There are countless different place names in Tervo. The oldest of them go back thousands of years and refer to forms of language now obsolete (e.g. Iisvesi lake). Most of the names, however, came about over the last few centuries, and some are contemporary names.

Names are rarely given without a reason. When local people name a place, the name has some meaning for them. At a time when roads and maps did not exist, key places were given names that were referred to when travelling around (e.g. Pahasilta 'Bad bridge'). They may also refer to times of war or persecution (e.g. Pesäkivi 'Shelter rock' or local tragedies (e.g. Surmakallio "Death rock"), or may have religious meaning (Ukonkallio "Thunder god rock").

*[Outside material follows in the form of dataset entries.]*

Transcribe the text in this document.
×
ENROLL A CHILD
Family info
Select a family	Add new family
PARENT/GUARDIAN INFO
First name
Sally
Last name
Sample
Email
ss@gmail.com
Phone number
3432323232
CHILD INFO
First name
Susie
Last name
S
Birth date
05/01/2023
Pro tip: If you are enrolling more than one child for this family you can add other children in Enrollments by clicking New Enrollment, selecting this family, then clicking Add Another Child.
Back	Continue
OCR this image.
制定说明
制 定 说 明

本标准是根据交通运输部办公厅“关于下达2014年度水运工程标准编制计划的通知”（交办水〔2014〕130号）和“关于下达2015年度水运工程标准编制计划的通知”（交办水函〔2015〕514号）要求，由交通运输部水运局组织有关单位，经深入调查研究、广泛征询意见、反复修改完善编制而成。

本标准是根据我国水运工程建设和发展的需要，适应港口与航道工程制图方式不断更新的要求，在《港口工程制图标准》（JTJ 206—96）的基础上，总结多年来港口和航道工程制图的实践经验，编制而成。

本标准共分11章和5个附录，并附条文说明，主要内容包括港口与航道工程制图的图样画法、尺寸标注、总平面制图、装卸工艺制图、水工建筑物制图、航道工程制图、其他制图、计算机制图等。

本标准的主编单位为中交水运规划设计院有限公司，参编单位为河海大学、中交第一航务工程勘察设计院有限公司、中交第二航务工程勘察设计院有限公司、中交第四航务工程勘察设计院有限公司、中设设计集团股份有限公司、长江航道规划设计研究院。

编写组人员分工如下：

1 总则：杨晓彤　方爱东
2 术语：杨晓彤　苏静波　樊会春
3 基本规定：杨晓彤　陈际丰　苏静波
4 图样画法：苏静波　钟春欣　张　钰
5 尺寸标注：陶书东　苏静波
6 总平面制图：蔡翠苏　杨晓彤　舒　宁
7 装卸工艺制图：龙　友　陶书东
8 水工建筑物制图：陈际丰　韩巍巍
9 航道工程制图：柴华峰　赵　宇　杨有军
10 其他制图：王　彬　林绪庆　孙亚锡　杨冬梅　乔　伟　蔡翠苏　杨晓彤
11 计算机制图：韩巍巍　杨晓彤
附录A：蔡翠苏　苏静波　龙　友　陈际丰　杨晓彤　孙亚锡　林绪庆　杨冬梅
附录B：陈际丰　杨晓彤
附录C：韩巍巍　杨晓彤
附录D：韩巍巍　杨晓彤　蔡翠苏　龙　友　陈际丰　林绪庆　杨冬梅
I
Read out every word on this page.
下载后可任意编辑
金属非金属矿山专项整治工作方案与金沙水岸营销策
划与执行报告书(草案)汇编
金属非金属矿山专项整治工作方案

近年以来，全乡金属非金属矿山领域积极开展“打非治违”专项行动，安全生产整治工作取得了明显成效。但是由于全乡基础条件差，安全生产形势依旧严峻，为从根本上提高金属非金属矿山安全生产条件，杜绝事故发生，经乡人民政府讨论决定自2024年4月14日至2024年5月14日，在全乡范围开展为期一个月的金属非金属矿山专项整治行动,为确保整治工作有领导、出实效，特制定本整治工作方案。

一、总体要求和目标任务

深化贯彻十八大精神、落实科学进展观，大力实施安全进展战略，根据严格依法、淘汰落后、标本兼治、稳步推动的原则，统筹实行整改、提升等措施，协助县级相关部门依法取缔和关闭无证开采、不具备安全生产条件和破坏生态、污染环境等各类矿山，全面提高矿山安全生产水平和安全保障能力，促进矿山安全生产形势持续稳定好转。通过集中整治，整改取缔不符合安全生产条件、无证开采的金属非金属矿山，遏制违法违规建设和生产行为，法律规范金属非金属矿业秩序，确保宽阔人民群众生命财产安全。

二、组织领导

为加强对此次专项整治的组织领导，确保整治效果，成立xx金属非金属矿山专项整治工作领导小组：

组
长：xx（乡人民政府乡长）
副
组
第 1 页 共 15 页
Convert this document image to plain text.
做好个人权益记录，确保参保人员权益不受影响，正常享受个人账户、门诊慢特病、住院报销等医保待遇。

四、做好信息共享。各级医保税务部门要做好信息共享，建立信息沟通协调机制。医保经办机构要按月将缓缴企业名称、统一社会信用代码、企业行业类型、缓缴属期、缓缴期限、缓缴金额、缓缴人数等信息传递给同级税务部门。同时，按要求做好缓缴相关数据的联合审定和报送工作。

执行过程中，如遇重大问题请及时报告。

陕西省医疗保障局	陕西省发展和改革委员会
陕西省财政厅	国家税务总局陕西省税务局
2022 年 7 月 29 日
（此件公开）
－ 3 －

Tervo's place names contain a lot of references to the hunting and fishing culture of old (e.g. names beginning with Sali/n, sadin 'trap', and Ahveninen, ahven/a 'perch'). The period of slash-and-burn cultivation, which lasted centuries, has left its mark in many place names too (e.g. Rasiaho: rasi 'land not burned anew due to wet summer'; aho 'meadow', 'clearing)', as has tar burning (e.g. Tervahautasuo: tervahauta 'tar-burning pit'; suo 'bog', 'mire') and, later, field cultivation (e.g. Myllypelto 'Mill field').

Dwelling places in the Savo region have traditionally been named according to the family name of the residents (e.g. Huuskola after the family name Huuskonen, Korhola after the name Korhonen, Nuutila after Nuutinen, and so on). Sometimes people were given a nickname referring to the place where they lived (e.g. Kommion Miina, 'Miina from Kommio').

Names are the hyperlinks connecting language and history. They provide a key to the history of places.

This section headed 'Places' is based on the Tervo entries in the Names Archive of the Research Institute for the Languages of Finland. The information was collected in the late 1960s and in the early 1980s.

The Tervo Local History Society has gone through all the archive entries for Tervo, of which there are more than 3,000. Wherever possible the locations and other details of the places have been checked and the supplementary information obtained in village meetings conducted all over the municipality has been added. The data was typed up and entered on National Land Survey map sheets for the area.

The texts that appear by clicking on the grey dots shown on the maps refer primarily to the situation and viewpoints pertaining to the time the information was collected. For technical reasons, the text appearing for some of these places may include other names from the surrounding area, e.g. all fields may be listed under the main farm. When the information was originally recorded, the place names were processed very carefully, which is why here too separate text fields have been produced where there are identical names.

We have little information on names that have arisen in recent decades. Moreover, the information on local residents, for example, is based on the situation prevailing when the data was originally collected.